Mit Verfügung vom 9.1.2018 änderte die Fi­nanz­behörde die An­dro­hung da­hin­ge­hend ab, dass er die Frist­vor­schläge des An­trags­stel­lers über­nahm. In der Fol­ge­zeit reichte der An­trag­stel­ler le­dig­lich am 8.5.2018 eine Steu­er­erklärung 2013 nebst Ge­winn­er­mitt­lung ein, wor­auf ihm der An­trags­geg­ner am 31.5.2018 mit­teilte, dass die dies­bezügli­chen Beträge er­las­sen würden. We­gen der wei­te­ren feh­len­den Steu­er­erklärun­gen setzte das Fi­nanz­amt ent­spre­chende Zwangs­gel­der fest, ge­gen die der An­trag­stel­ler Ein­spruch ein­legte.

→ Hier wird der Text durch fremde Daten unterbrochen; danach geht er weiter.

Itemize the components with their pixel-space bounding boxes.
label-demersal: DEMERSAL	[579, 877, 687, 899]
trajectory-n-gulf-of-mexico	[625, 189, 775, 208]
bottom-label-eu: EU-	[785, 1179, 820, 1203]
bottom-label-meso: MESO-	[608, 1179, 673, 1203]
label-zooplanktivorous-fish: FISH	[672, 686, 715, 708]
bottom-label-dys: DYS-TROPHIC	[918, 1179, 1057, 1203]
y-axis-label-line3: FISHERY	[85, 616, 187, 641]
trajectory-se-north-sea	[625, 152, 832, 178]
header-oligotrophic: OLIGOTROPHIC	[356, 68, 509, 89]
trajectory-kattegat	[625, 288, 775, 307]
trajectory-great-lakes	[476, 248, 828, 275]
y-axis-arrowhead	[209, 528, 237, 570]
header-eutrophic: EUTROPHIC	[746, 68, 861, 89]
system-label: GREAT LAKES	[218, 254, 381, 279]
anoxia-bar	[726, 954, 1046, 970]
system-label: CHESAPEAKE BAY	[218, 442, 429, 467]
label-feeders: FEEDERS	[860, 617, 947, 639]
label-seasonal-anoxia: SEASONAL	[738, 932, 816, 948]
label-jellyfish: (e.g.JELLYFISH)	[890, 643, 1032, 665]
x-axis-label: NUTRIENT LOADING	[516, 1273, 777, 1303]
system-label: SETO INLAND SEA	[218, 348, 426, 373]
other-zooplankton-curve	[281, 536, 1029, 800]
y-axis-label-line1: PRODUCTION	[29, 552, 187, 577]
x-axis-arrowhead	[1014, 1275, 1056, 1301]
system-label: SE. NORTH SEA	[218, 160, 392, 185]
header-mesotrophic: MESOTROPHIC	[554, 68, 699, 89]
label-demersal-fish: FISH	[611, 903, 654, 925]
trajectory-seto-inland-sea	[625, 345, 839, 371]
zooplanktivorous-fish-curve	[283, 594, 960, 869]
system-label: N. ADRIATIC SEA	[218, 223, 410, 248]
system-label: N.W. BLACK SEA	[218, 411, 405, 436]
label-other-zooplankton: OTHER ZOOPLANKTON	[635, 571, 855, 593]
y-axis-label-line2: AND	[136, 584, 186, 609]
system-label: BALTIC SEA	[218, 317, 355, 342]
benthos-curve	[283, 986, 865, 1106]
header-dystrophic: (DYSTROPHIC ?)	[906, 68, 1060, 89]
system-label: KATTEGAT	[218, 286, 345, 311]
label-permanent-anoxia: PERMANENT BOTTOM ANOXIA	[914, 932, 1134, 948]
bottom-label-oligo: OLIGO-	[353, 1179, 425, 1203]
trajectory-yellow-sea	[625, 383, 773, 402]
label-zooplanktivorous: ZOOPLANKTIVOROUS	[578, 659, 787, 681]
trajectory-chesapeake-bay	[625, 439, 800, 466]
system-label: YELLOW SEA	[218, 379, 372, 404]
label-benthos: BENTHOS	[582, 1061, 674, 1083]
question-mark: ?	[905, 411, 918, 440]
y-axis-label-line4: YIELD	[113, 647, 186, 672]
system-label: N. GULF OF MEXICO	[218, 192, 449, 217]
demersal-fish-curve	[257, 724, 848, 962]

Die Ein­sprüche blie­ben er­folg­los. Der An­trag, die Voll­zie­hung des Be­scheids über Zwangs­geld­an­dro­hun­gen auf­zu­he­ben, war hin­ge­gen vor dem FG er­folg­reich. Al­ler­dings wurde die Be­schwerde zu­ge­las­sen.

Die Gründe:

Es ist ernst­lich zwei­fel­haft, dass die Fi­nanz­behörde nach den Maßstäben des § 102 FGO die Zwangs­geld­an­dro­hun­gen er­mes­sens­feh­ler­frei er­las­sen hat.

Die An­dro­hung ei­nes Zwangs­gelds ist ein Er­mes­sens­akt, bei dem die Fi­nanz­behörde das ihr ein­geräumte Ent­schließungs- und Aus­wah­ler­mes­sen ausüben und in der nach §§ 121 Abs. 1, 127 AO ob­li­ga­to­ri­schen Begründung dar­le­gen muss. Im vor­lie­gen­den Fall fehlt es an der Dar­le­gung der Er­mes­sens­kri­te­rien zur Höhe der an­ge­droh­ten Zwangs­gel­der. Bei einem Steu­er­pflich­ti­gen, der nach den aus den Ak­ten er­kenn­ba­ren Verhält­nis­sen jähr­li­che Umsätze von ca. 130.000 € und jähr­li­che Ge­winne von ca. 12.000 €, also un­we­sent­lich über dem Exis­tenz­mi­ni­mum, er­zielte, er­scheint es dar­le­gungs­bedürf­tig, wes­halb ihm ge­genüber die An­dro­hung von Zwangs­gel­dern i.H.v. je­weils 1.000,00 € er­for­der­lich und i.S.d. § 328 Abs. 2 AO an­ge­mes­sen er­schei­nen konnte.

Viel­mehr er­scheint na­he­lie­gen­der, dass an­ge­sichts der Fülle der vom An­trag­stel­ler be­gehr­ten Hand­lun­gen be­reits deut­lich nied­ri­gere Beträge die be­ab­sich­tigte Zwangs­wir­kung ausgeübt hätten. Die Begründungs­an­for­de­rung entfällt nicht da­durch, dass der An­trag­stel­ler die feh­lende oder je­den­falls man­gelnde Begründung nicht gerügt hatte. Da der An­trag­stel­ler die an­ge­foch­te­nen Zwangs­geld­an­dro­hun­gen schon für for­mell rechts­wid­rig hält, hatte er von sei­nem Rechts­stand­punkt dazu kei­nen An­lass. Im Übri­gen ist bei ei­ner ob­jek­ti­vier­ten Sicht aus dem Empfänger­ho­ri­zont des An­trag­stel­lers die Höhe der an­ge­droh­ten Zwangs­gel­der eben­falls nicht nach­voll­zieh­bar.

Da die Frage der Zulässig­keit ei­nes An­trags nach § 69 Abs. 3 FGO ge­gen eine Zwangs­geld­an­dro­hung bei Be­stands­kraft der dar­auf be­ru­hen­den Zwangs­geld­fest­set­zun­gen höchstrich­ter­lich nicht geklärt ist, hat das Ge­richt die Be­schwerde gem. § 128 Abs. 3 FGO i.V.m. § 115 Abs. 2 Nr. 1 FGO zu­ge­las­sen.